The first great Delta-blues singer, Charley Patton (c. 1887–1934) developed a raw, driving and percussive kind of guitar playing that was a seminal influence on the following generation of Mississippi blues singers, including Robert Johnson, Muddy Waters, Howlin’ Wolf and John Lee Hooker.

All the elements that became integral to the Delta blues – different guitar tunings and picking techniques along with the bottleneck slide – were developed by Patton, who sang in a heavily accentuated growl that made his words hard to decipher but compelling to listen to.

Born near Edwards, Mississippi, in 1887 or 1891 (accounts vary), Patton moved north with his family to Dockery Farms plantation and grew up listening to field hollers and levee-camp moans as well as gospel, ragtime, country folk and novelty songs. He learned guitar in his late teens from itinerant musicians such as Willie Brown and Henry Sloan, who travelled around the plantations.

By the early Twenties Patton had several distinctive songs in his repertoire including ‘Pea Vine Blues’ (about a local railway line), ‘Spoonful Blues’ (extolling the pleasures of cocaine), ‘Tom Rushen Blues’ (chronicling his run-ins with a local sheriff), ‘Mississippi Boweavil Blues’ (a humorous take on the scourge of the cotton plantations) and his signature tune, the socially aspiring ‘Pony Blues’. He was an extrovert showman, playing his guitar behind his back or with his teeth and hitting the guitar body for rhythmic emphasis.

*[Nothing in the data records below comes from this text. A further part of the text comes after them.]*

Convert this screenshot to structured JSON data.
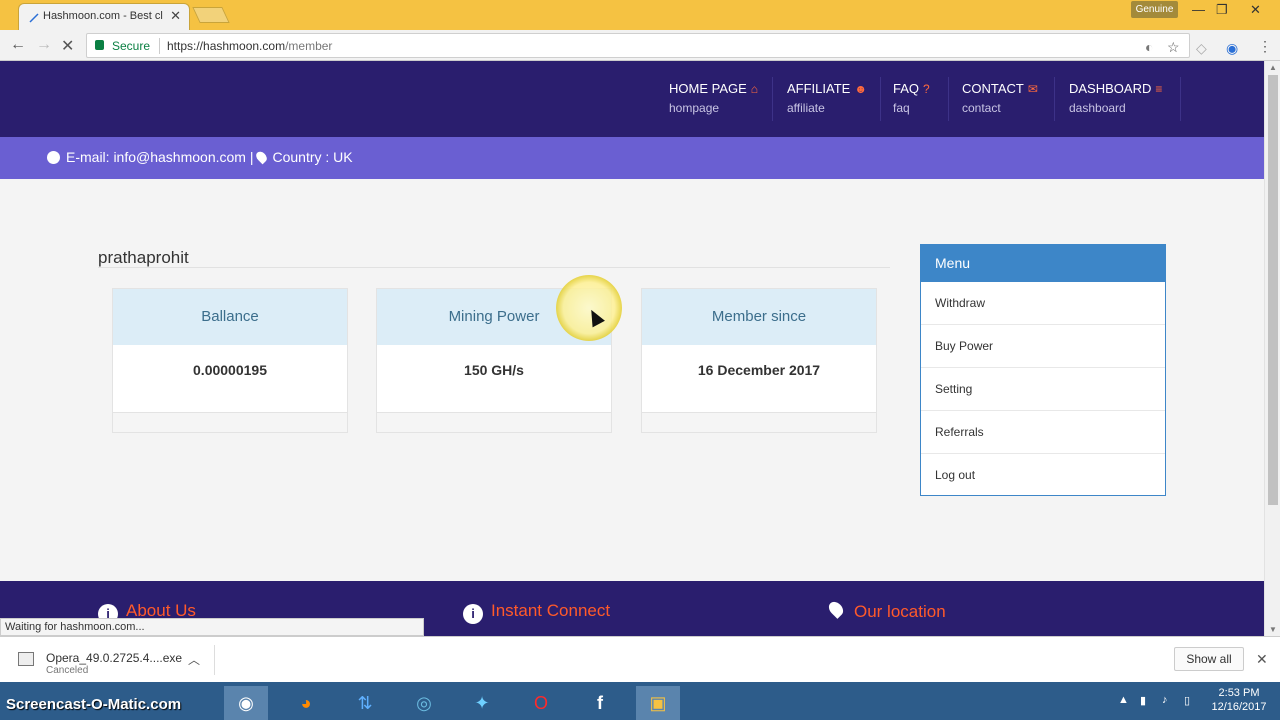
{
  "browser": {
    "tab_title": "Hashmoon.com - Best cl",
    "genuine_label": "Genuine",
    "secure_label": "Secure",
    "url_host": "https://hashmoon.com",
    "url_path": "/member",
    "status_text": "Waiting for hashmoon.com..."
  },
  "nav": {
    "items": [
      {
        "label": "HOME PAGE",
        "sub": "hompage",
        "icon": "home-icon"
      },
      {
        "label": "AFFILIATE",
        "sub": "affiliate",
        "icon": "users-icon"
      },
      {
        "label": "FAQ",
        "sub": "faq",
        "icon": "question-icon"
      },
      {
        "label": "CONTACT",
        "sub": "contact",
        "icon": "envelope-icon"
      },
      {
        "label": "DASHBOARD",
        "sub": "dashboard",
        "icon": "bars-icon"
      }
    ]
  },
  "info": {
    "email_text": "E-mail: info@hashmoon.com |",
    "country_text": "Country : UK"
  },
  "member": {
    "username": "prathaprohit",
    "cards": [
      {
        "title": "Ballance",
        "value": "0.00000195"
      },
      {
        "title": "Mining Power",
        "value": "150 GH/s"
      },
      {
        "title": "Member since",
        "value": "16 December 2017"
      }
    ]
  },
  "menu": {
    "title": "Menu",
    "items": [
      "Withdraw",
      "Buy Power",
      "Setting",
      "Referrals",
      "Log out"
    ]
  },
  "footer": {
    "about": "About Us",
    "connect": "Instant Connect",
    "location": "Our location"
  },
  "downloads": {
    "file_name": "Opera_49.0.2725.4....exe",
    "file_status": "Canceled",
    "show_all": "Show all"
  },
  "taskbar": {
    "watermark": "Screencast-O-Matic.com",
    "time": "2:53 PM",
    "date": "12/16/2017"
  },
  "colors": {
    "navbar": "#2a1e6e",
    "infobar": "#6a5fd2",
    "accent_orange": "#ff6a3d",
    "menu_blue": "#3d86c8"
  }
}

He was already a local legend by the time he made his first recordings, including his first and most successful, ‘Pony Blues’, in Richmond, Indiana, in 1929. It was backed by ‘Banty Rooster Blues’, a description that could have applied to Patton himself, a snappy dresser who had several wives. A second session later that year produced ‘High Water Everywhere’, a vivid commentary on the devastating Mississippi floods of 1927.

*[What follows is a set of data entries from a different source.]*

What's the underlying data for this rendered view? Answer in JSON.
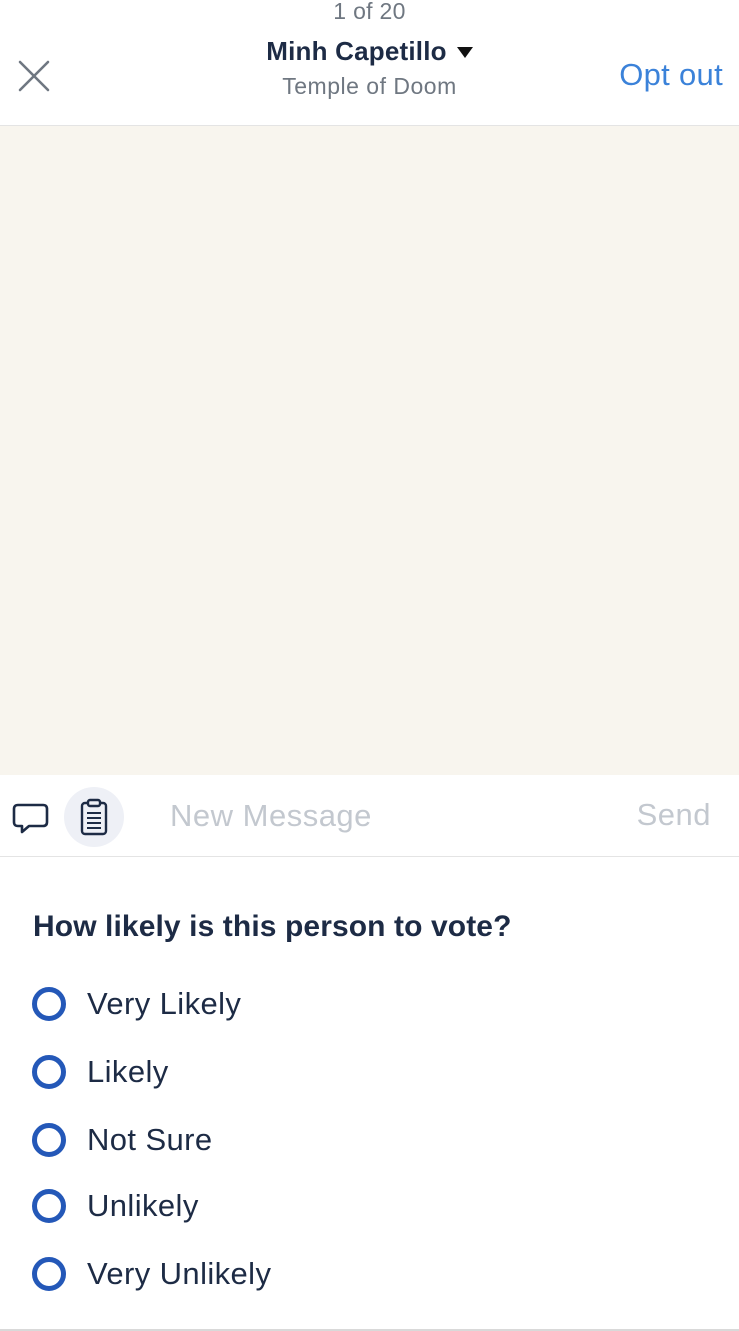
{
  "header": {
    "counter": "1 of 20",
    "contact_name": "Minh Capetillo",
    "contact_subtitle": "Temple of Doom",
    "opt_out_label": "Opt out",
    "close_icon": "close-icon",
    "dropdown_icon": "caret-down-icon"
  },
  "composer": {
    "placeholder": "New Message",
    "value": "",
    "send_label": "Send",
    "chat_icon": "speech-bubble-icon",
    "script_icon": "clipboard-icon"
  },
  "survey": {
    "question": "How likely is this person to vote?",
    "options": [
      {
        "label": "Very Likely",
        "selected": false
      },
      {
        "label": "Likely",
        "selected": false
      },
      {
        "label": "Not Sure",
        "selected": false
      },
      {
        "label": "Unlikely",
        "selected": false
      },
      {
        "label": "Very Unlikely",
        "selected": false
      }
    ]
  },
  "colors": {
    "accent": "#3b82d9",
    "radio": "#2458b8",
    "text_dark": "#1d2b45",
    "muted": "#6f7781",
    "conversation_bg": "#f8f5ee"
  }
}
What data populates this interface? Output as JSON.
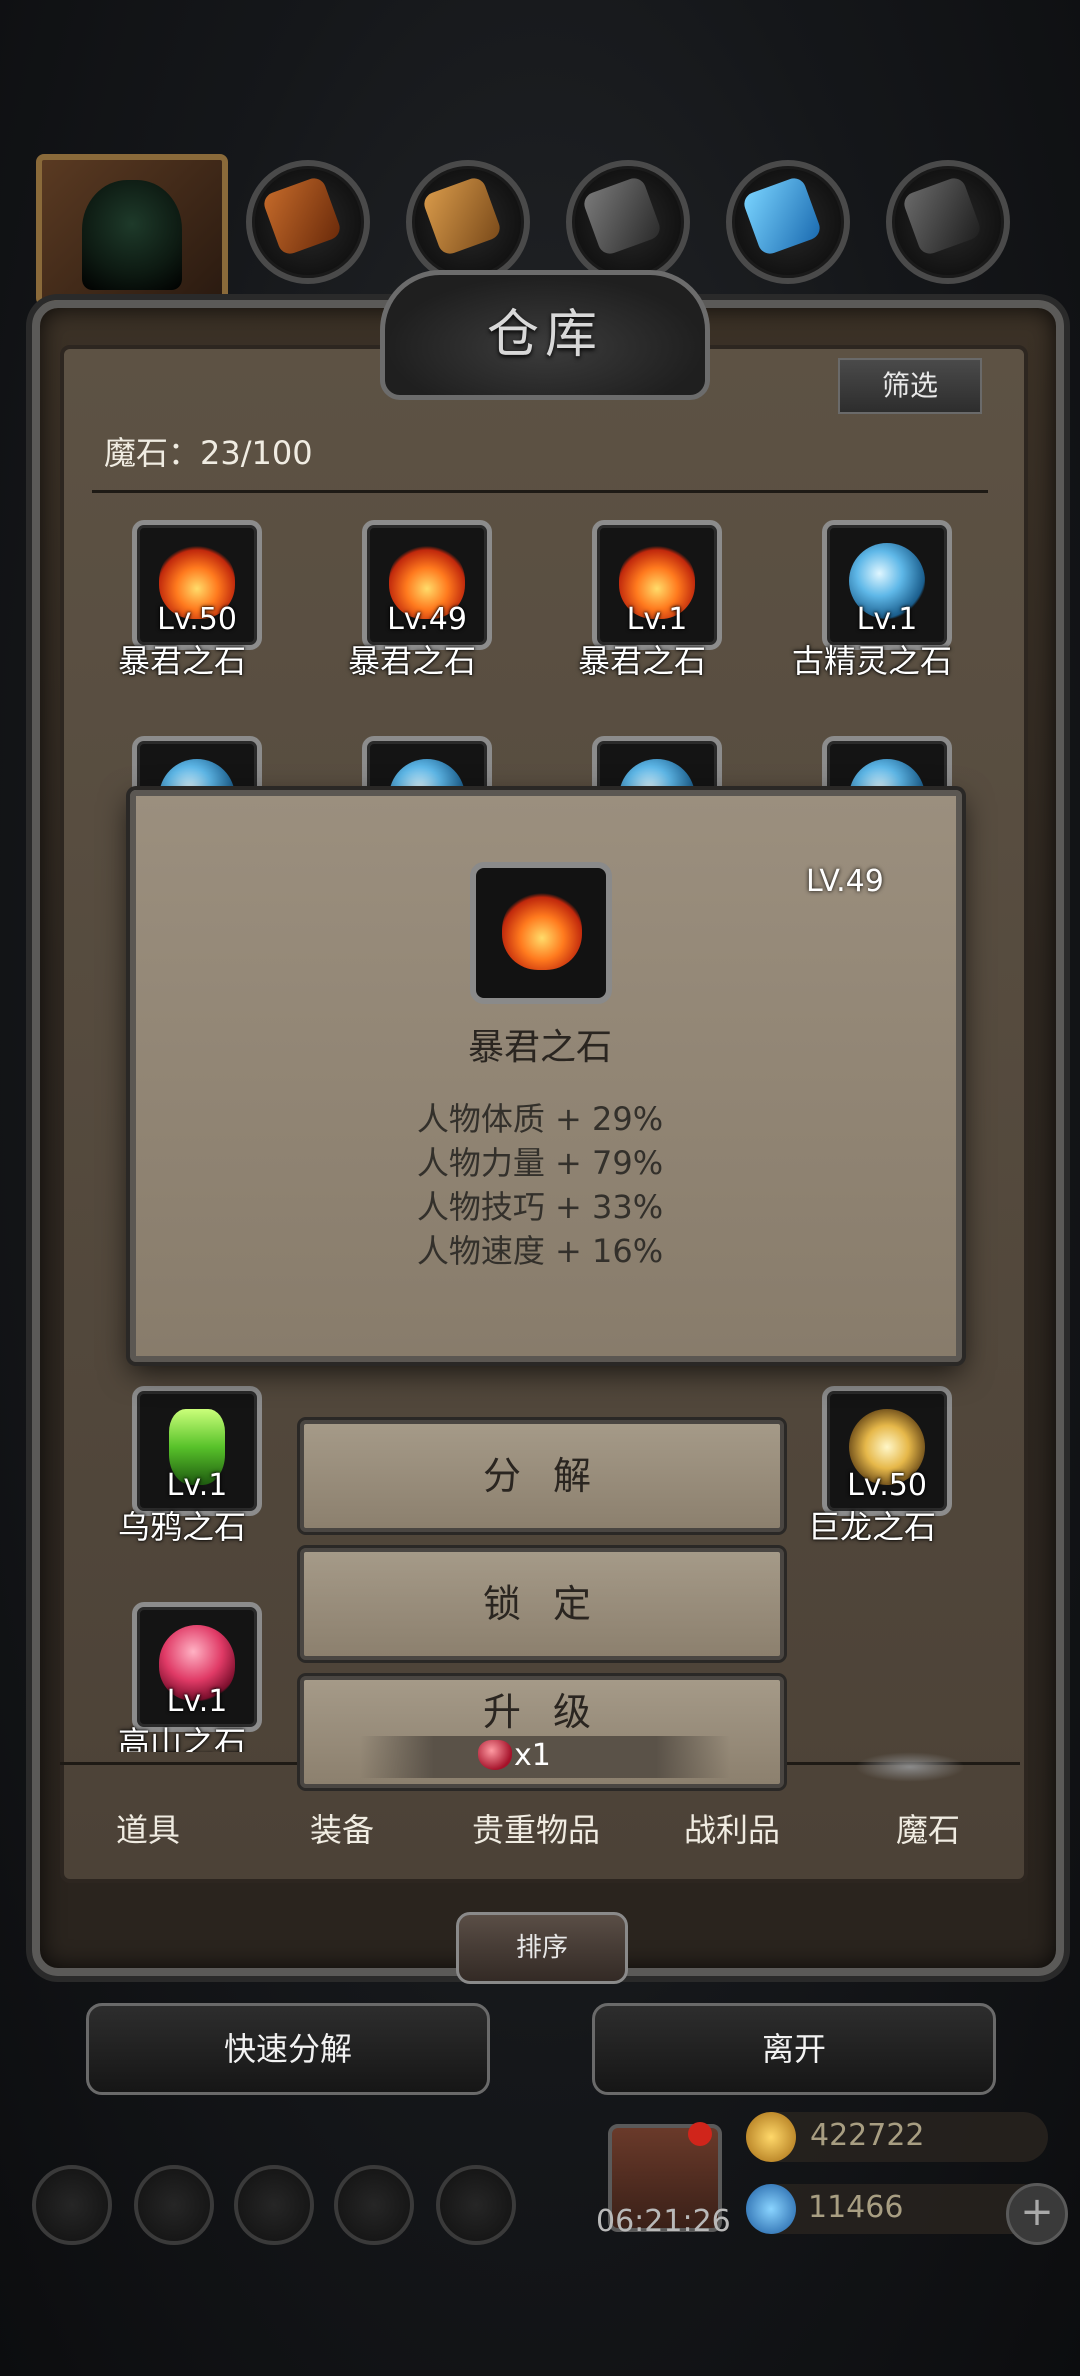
{
  "warehouse": {
    "title": "仓库",
    "filter_label": "筛选",
    "count_label": "魔石：23/100"
  },
  "items": [
    {
      "name": "暴君之石",
      "level": "Lv.50",
      "gem": "fire-gem-icon"
    },
    {
      "name": "暴君之石",
      "level": "Lv.49",
      "gem": "fire-gem-icon"
    },
    {
      "name": "暴君之石",
      "level": "Lv.1",
      "gem": "fire-gem-icon"
    },
    {
      "name": "古精灵之石",
      "level": "Lv.1",
      "gem": "blue-orb-icon"
    },
    {
      "name": "乌鸦之石",
      "level": "Lv.1",
      "gem": "green-crystal-icon"
    },
    {
      "name": "巨龙之石",
      "level": "Lv.50",
      "gem": "gold-dragon-icon"
    },
    {
      "name": "高山之石",
      "level": "Lv.1",
      "gem": "red-gem-icon"
    }
  ],
  "detail": {
    "level": "LV.49",
    "name": "暴君之石",
    "stats": [
      "人物体质 + 29%",
      "人物力量 + 79%",
      "人物技巧 + 33%",
      "人物速度 + 16%"
    ]
  },
  "actions": {
    "decompose": "分 解",
    "lock": "锁 定",
    "upgrade": "升 级",
    "upgrade_cost": "x1"
  },
  "tabs": [
    "道具",
    "装备",
    "贵重物品",
    "战利品",
    "魔石"
  ],
  "active_tab": "魔石",
  "sort_label": "排序",
  "bottom_buttons": {
    "quick_decompose": "快速分解",
    "leave": "离开"
  },
  "timer": "06:21:26",
  "resources": {
    "gold": "422722",
    "gems": "11466"
  },
  "colors": {
    "panel": "#5d5244",
    "dialog": "#9b8f7e",
    "accent": "#d0251b"
  }
}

By his final recording session early in 1934 in New York, Patton’s lifestyle was beginning to catch up with him. His voice had deteriorated after his throat was slashed (reportedly in a fight over a woman) the previous year, and the songs included two religious numbers performed with his then wife, Bertha Lee. Patton died later that year from a heart attack in Holly Ridge, Mississippi.